2012年1月4日水曜日

今年限りで

アムネスティが販売していた安野光雅さんのカードが好きだった。
今はアムネスティでは売り出していないようだ(在庫品のみ扱っている)。

毎年紀伊国屋画廊で1月3日から「安野光雅展」が催され、ほぼ毎回初日に観に行っていたのだが、そして今年も初日に観に行ったのだが、それも今回が最後だということがわかった。
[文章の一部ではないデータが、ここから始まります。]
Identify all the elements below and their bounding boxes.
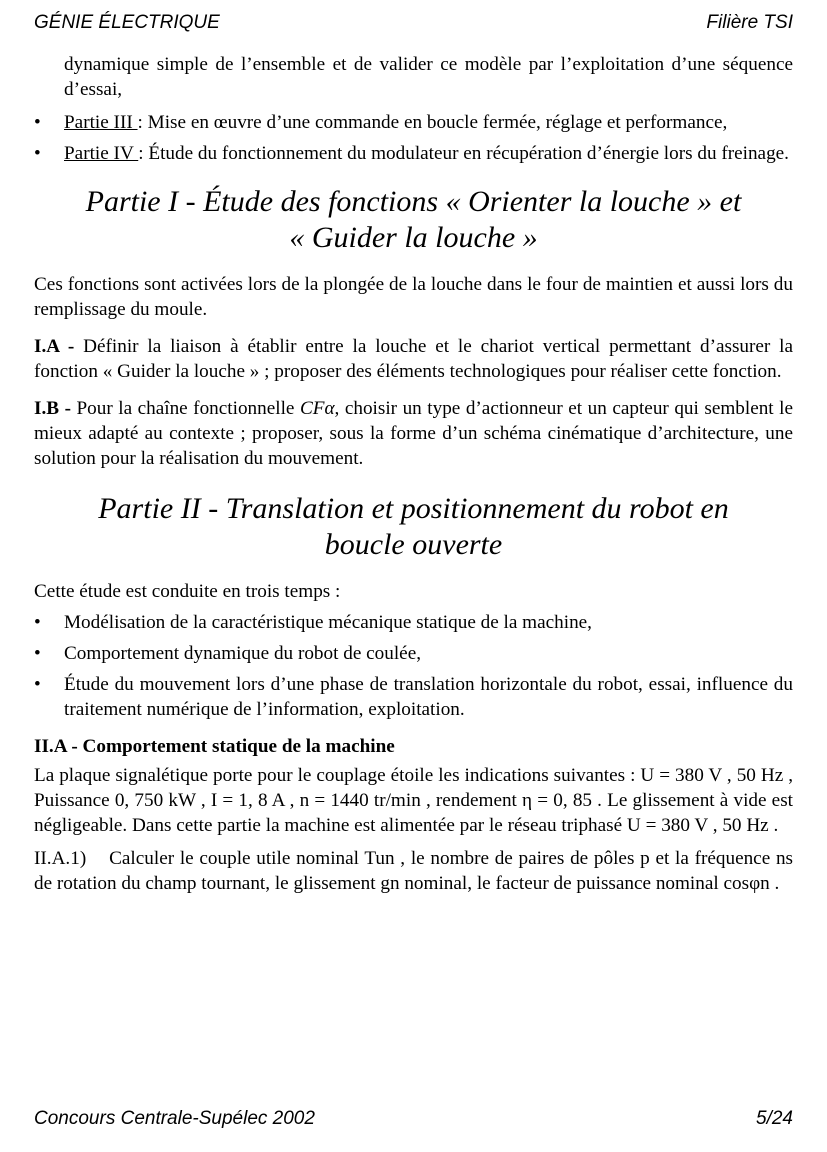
section-iia-heading: II.A - Comportement statique de la machine	[34, 736, 395, 757]
bullet-text: : Étude du fonctionnement du modulateur en récupération d’énergie lors du freinage.	[138, 143, 789, 164]
bullet-label: Partie IV	[64, 143, 139, 164]
bullet-label: Partie III	[64, 112, 138, 133]
bullet-text: : Mise en œuvre d’une commande en boucle fermée, réglage et performance,	[137, 112, 728, 133]
part1-intro: Ces fonctions sont activées lors de la plongée de la louche dans le four de maintien et aussi lors du remplissage du moule.	[34, 274, 793, 320]
intro-continuation: dynamique simple de l’ensemble et de valider ce modèle par l’exploitation d’une séquence d’essai,	[64, 54, 793, 100]
page-content	[34, 52, 793, 896]
question-ia: I.A - Définir la liaison à établir entre la louche et le chariot vertical permettant d’assurer la fonction « Guider la louche » ; proposer des éléments technologiques pour réaliser cette fonction.	[34, 336, 793, 382]
page-number: 5/24	[756, 1108, 793, 1129]
header-right: Filière TSI	[706, 12, 793, 33]
part1-title: Partie I - Étude des fonctions « Orienter la louche » et « Guider la louche »	[85, 185, 742, 254]
iia-paragraph: La plaque signalétique porte pour le couplage étoile les indications suivantes : U = 380 V , 50 Hz , Puissance 0, 750 kW , I = 1, 8 A , n = 1440 tr/min , rendement η = 0, 85 . Le glissement à vide est négligeable. Dans cette partie la machine est alimentée par le réseau triphasé U = 380 V , 50 Hz .	[34, 765, 793, 836]
header-left: GÉNIE ÉLECTRIQUE	[34, 12, 220, 33]
bullet-partie-iv	[34, 141, 793, 166]
part2-title: Partie II - Translation et positionnement du robot en boucle ouverte	[98, 492, 729, 561]
bullet-partie-iii	[34, 110, 793, 135]
footer-left: Concours Centrale-Supélec 2002	[34, 1108, 315, 1129]
question-ib: I.B - Pour la chaîne fonctionnelle CFα, choisir un type d’actionneur et un capteur qui semblent le mieux adapté au contexte ; proposer, sous la forme d’un schéma cinématique d’architecture, une solution pour la réalisation du mouvement.	[34, 398, 793, 469]
part2-bullet: • Comportement dynamique du robot de coulée,	[34, 641, 793, 666]
part2-intro: Cette étude est conduite en trois temps :	[34, 581, 341, 602]
page-header	[34, 12, 793, 34]
part2-bullet: • Modélisation de la caractéristique mécanique statique de la machine,	[34, 610, 793, 635]
part2-bullet: • Étude du mouvement lors d’une phase de translation horizontale du robot, essai, influence du traitement numérique de l’information, exploitation.	[34, 672, 793, 722]
question-iia1: II.A.1) Calculer le couple utile nominal Tun , le nombre de paires de pôles p et la fréquence ns de rotation du champ tournant, le glissement gn nominal, le facteur de puissance nominal cosφn .	[34, 848, 794, 894]
page-footer	[34, 1108, 793, 1130]
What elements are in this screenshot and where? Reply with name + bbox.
というのは、紀伊国屋画廊が今年限りで閉鎖になるからだとのこと。
今後東京で定期的に安野光雅展をするところがあるかどうかは未定なのだそうだ。
(名乗り出るところがあるような気もするが)
それを聞いたお客さんたち(私もです)はひどくショックを受けていた。

さしあたり、今年の2月25日ー3月25日には板橋区立美術館で安野光雅の絵本展がある。

会場では新作を中心に、書籍・カレンダー・クリアホルダーなどのグッズが売られている。
私が買ったのは『天は人の上に人をつくらず』。
これは絵は全然ない。
安野さんの本では珍しいのではないか?
絵だけでなく、文筆家としてもすばらしい。
福沢諭吉、キング牧師、ローザ・パークス、エイブラハム・リンカーン、ガンジーについて、あるいは人権なかんずく平等権について、天賦のそれを実際に我がものとするための非暴力の闘いについて、ふりがなつきの文章で丁寧に解説している。
“むずかしいことをやさしく”という井上ひさし風の平易な文章を心がけた努力が偲ばれる。
福沢の思想については現代では相当批判もされているし、私自身の考えでも他の人々と同列にはし難いという気もするが、安野さんはこの言葉に涙が出るほど感激したそうで、このことばがまず根底にあってこの本が書かれたのだ、と思うと感動する。